The Pass was built on the former site of the old Shea’s Pine Tree Inn restaurant and bar, which closed about 20 years ago, was sold at auction in 2002, subsequently allowed to deteriorate and finally put out of its misery when it was demolished in 2015.

Cohen said the licensing process through the CCC took longer than expected because there are many details to be worked out. Licenses were issued late last year and in early 2020, before the pandemic hit and caused the inevitable delays. The facilities cannot open for business until final inspections are completed. That happened only recently. Click here to see the licensing history of Berkshire Welco LLC, which is doing business as the Pass.

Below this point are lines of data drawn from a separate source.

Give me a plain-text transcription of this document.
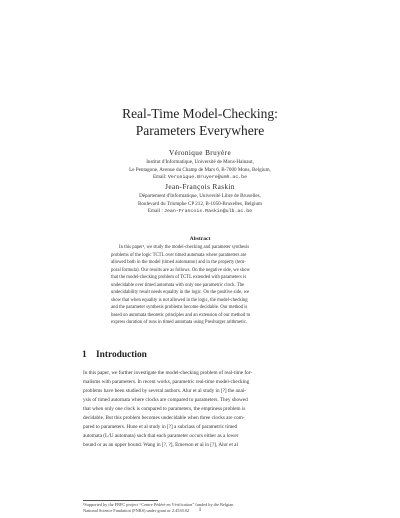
Real-Time Model-Checking:
Parameters Everywhere
Véronique Bruyère
Institut d'Informatique, Université de Mons-Hainaut,
Le Pentagone, Avenue du Champ de Mars 6, B-7000 Mons, Belgium,
Email: Veronique.Bruyere@umh.ac.be
Jean-François Raskin
Département d'Informatique, Université Libre de Bruxelles,
Boulevard du Triomphe CP 212, B-1050-Bruxelles, Belgium
Email : Jean-Francois.Raskin@ulb.ac.be
Abstract
In this paper¹, we study the model-checking and parameter synthesis
problems of the logic TCTL over timed automata where parameters are
allowed both in the model (timed automaton) and in the property (tem-
poral formula). Our results are as follows. On the negative side, we show
that the model-checking problem of TCTL extended with parameters is
undecidable over timed automata with only one parametric clock. The
undecidability result needs equality in the logic. On the positive side, we
show that when equality is not allowed in the logic, the model-checking
and the parameter synthesis problems become decidable. Our method is
based on automata theoretic principles and an extension of our method to
express duration of runs in timed automata using Presburger arithmetic.
1 Introduction
In this paper, we further investigate the model-checking problem of real-time for-
malisms with parameters. In recent works, parametric real-time model-checking
problems have been studied by several authors. Alur et al study in [?] the anal-
ysis of timed automata where clocks are compared to parameters. They showed
that when only one clock is compared to parameters, the emptiness problem is
decidable. But this problem becomes undecidable when three clocks are com-
pared to parameters. Hune et al study in [?] a subclass of parametric timed
automata (L/U automata) such that each parameter occurs either as a lower
bound or as an upper bound. Wang in [?, ?], Emerson et al in [?], Alur et al
¹Supported by the FRFC project “Centre Fédéré en Vérification” funded by the Belgian
National Science Fundation (FNRS) under grant nr 2.4530.02	1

“It’s not like launching a candy store,” Cohen explained. “The amount of compliance, the amount of complexity is amazing.”

Cohen is an experienced entrepreneur, having started an online advertising company, iBalls Internet Media, in the 1990s, and is currently the principal of Catch Interact, a marketing and early-stage tech investing company. Weld is best known as the founder of the popular Berkshire Mountain Distillers in Sheffield.

Pastel colors are the order of the day in the Pass’ product marketing strategy. Photo courtesy Berkshire Welco

At the Pass, Cohen will focus on team-building and marketing while Weld, a former emergency-room physician’s assistant who himself lives on a farm in Sheffield, will concentrate on the cultivation and manufacturing process. It is surely a one-of-a-kind team, but perhaps the most interesting aspect of the business is its branding.

In its marketing and packaging — and inside the retail store — the Pass emphasizes soft pastel colors that set the tone for the experience. The name of the business itself is really a triple entendre.

“The Pass stands for our being given a pass to consume, that this is now legal,” Cohen said. “It also represents communal sharing” [as in “pass the joint”].

“Community is a really important part of cannabis in general. It really does bring people together. It also represents the mountain passes in which we live. Getting from one difficult place to another is also highly representative of cannabis.”

A sign beckons on the side of the Pass cultivation facility. Photo courtesy Berkshire Welco

The orb on the logo contains the words “The Pass Berkshires” with a series of undulating lines designed to mimic the mountains of the region.

Cohen bristles at the Cheech-and-Chong stereotype of the lazy, couch-potato stoner beset with the munchies: “In some cases, I suppose that’s true, but the cannabis value-proposition provides the full range of experience from sleep and relaxation, to pain relief, to energy and inspiration.”

Cohen insisted he and Weld will do whatever they can — mostly through the rigorous security regimen mandated by the CCC — to prevent the product from falling into the wrong hands: “Youth consumption is an issue for us.”

Marijuana growing happily in the Pass’ cultivation facility. Photo courtesy Berkshire Welco

At the community outreach meeting in Sheffield in March 2018, Weld pointed to statistics that show that teen use of marijuana has actually decreased in Colorado, where adult recreational use was legalized in 2013 and sales began the following year. However, that assertion was rated half-true by Politifact.

“Driving while impaired is an issue as well,” Cohen added. “Education is a very important part of the process.”

As an extension of the Berkshire-centric theme, Cohen and Weld have added a section to the Pass’ website called the Berkshire High Guide, an extensive collection of their favorite places to visit, shop, stay and dine in the Berkshires. Seventeen towns are also affectionately profiled.